Khalek – who owns seven out of his 145-strong global fleet – dismisses this view. “Owners will always want their aircraft to be managed by a well run, efficient and successful company who, through economies of scale, can pass on huge cost savings. We need to encourage more companies to move in the same direction,” he says.

While the outcome of consolidation may be fruitful for some, the process can be painful, cautions aviation lawyer Aoife O’Sullivan. "I have sat on both sides and what I completely underestimated was how personal it is,” she says.

“You start off with people telling you how wonderful you are, and how much they really want you to join them, that it is all going to be fantastic and we will all walk off holding hands into the sunset together. And then you send in the lawyers and the accountants and they rip you to shreds, and find as much fault with you as they possibly can.

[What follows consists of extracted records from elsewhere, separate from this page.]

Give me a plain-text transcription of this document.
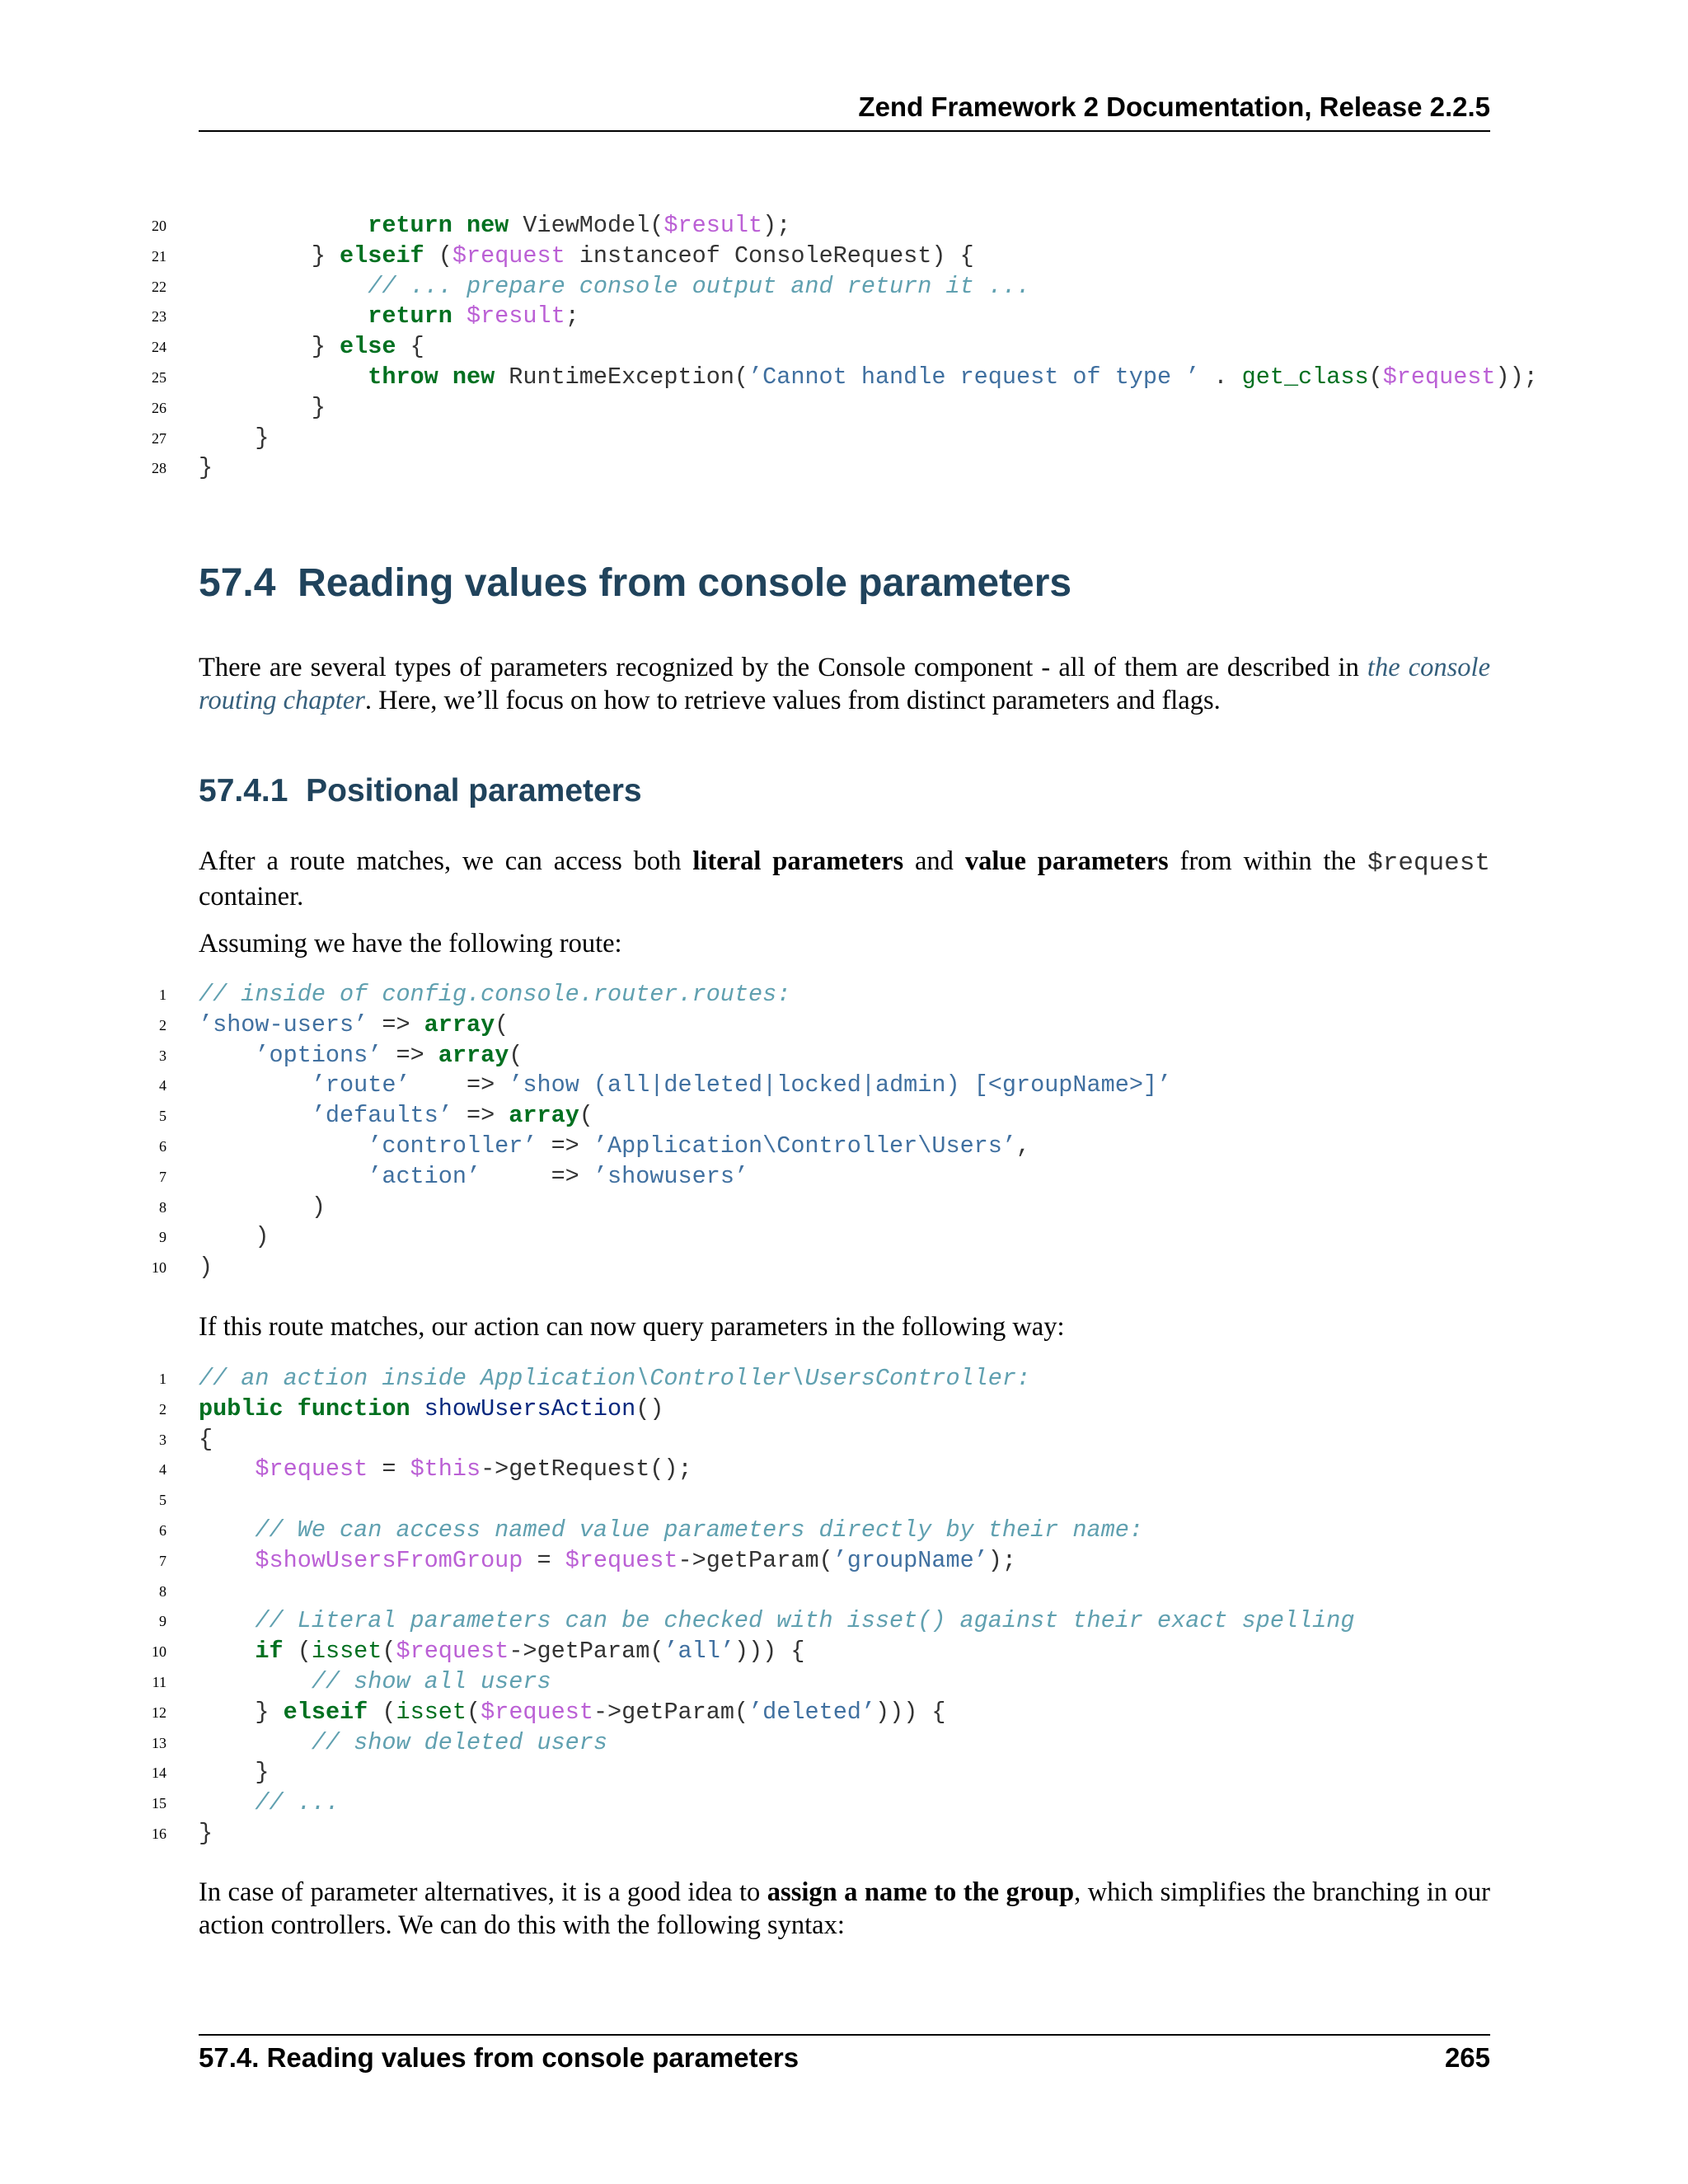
Zend Framework 2 Documentation, Release 2.2.5
20	return new ViewModel($result);
21	} elseif ($request instanceof ConsoleRequest) {
22	// ... prepare console output and return it ...
23	return $result;
24	} else {
25	throw new RuntimeException(’Cannot handle request of type ’ . get_class($request));
26	}
27	}
28 }
57.4 Reading values from console parameters
There are several types of parameters recognized by the Console component - all of them are described in the console routing chapter. Here, we’ll focus on how to retrieve values from distinct parameters and flags.
57.4.1 Positional parameters
After a route matches, we can access both literal parameters and value parameters from within the $request container.
Assuming we have the following route:
1 // inside of config.console.router.routes:
2 ’show-users’ => array(
3	’options’ => array(
4	’route’    => ’show (all|deleted|locked|admin) [<groupName>]’
5	’defaults’ => array(
6	’controller’ => ’Application\Controller\Users’,
7	’action’     => ’showusers’
8	)
9	)
10 )
If this route matches, our action can now query parameters in the following way:
1 // an action inside Application\Controller\UsersController:
2 public function showUsersAction()
3 {
4	$request = $this->getRequest();
5
6	// We can access named value parameters directly by their name:
7	$showUsersFromGroup = $request->getParam(’groupName’);
8
9	// Literal parameters can be checked with isset() against their exact spelling
10	if (isset($request->getParam(’all’))) {
11	// show all users
12	} elseif (isset($request->getParam(’deleted’))) {
13	// show deleted users
14	}
15	// ...
16 }
In case of parameter alternatives, it is a good idea to assign a name to the group, which simplifies the branching in our action controllers. We can do this with the following syntax:
57.4. Reading values from console parameters	265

"I would probably say to anyone considering doing it to ensure that they have very strong reasons for doing so, because you will need to come back to them again and again, and remind yourself why you are doing it,” she says. “There will be a period of intense pain."

With the aircraft management and charter industry on the brink of a recovery, a new wave of consolidation is inevitable – as is the emergence of more “lifestyle” companies seeking to explore new business opportunities.

Many of these will little or no experience of business aircraft management and charter market.

"For someone outside the industry looking in, we look like a very scary bunch of random individuals,” says O’Sullivan. “That is an argument for consolidation if ever there was one; let's tidy up a bit."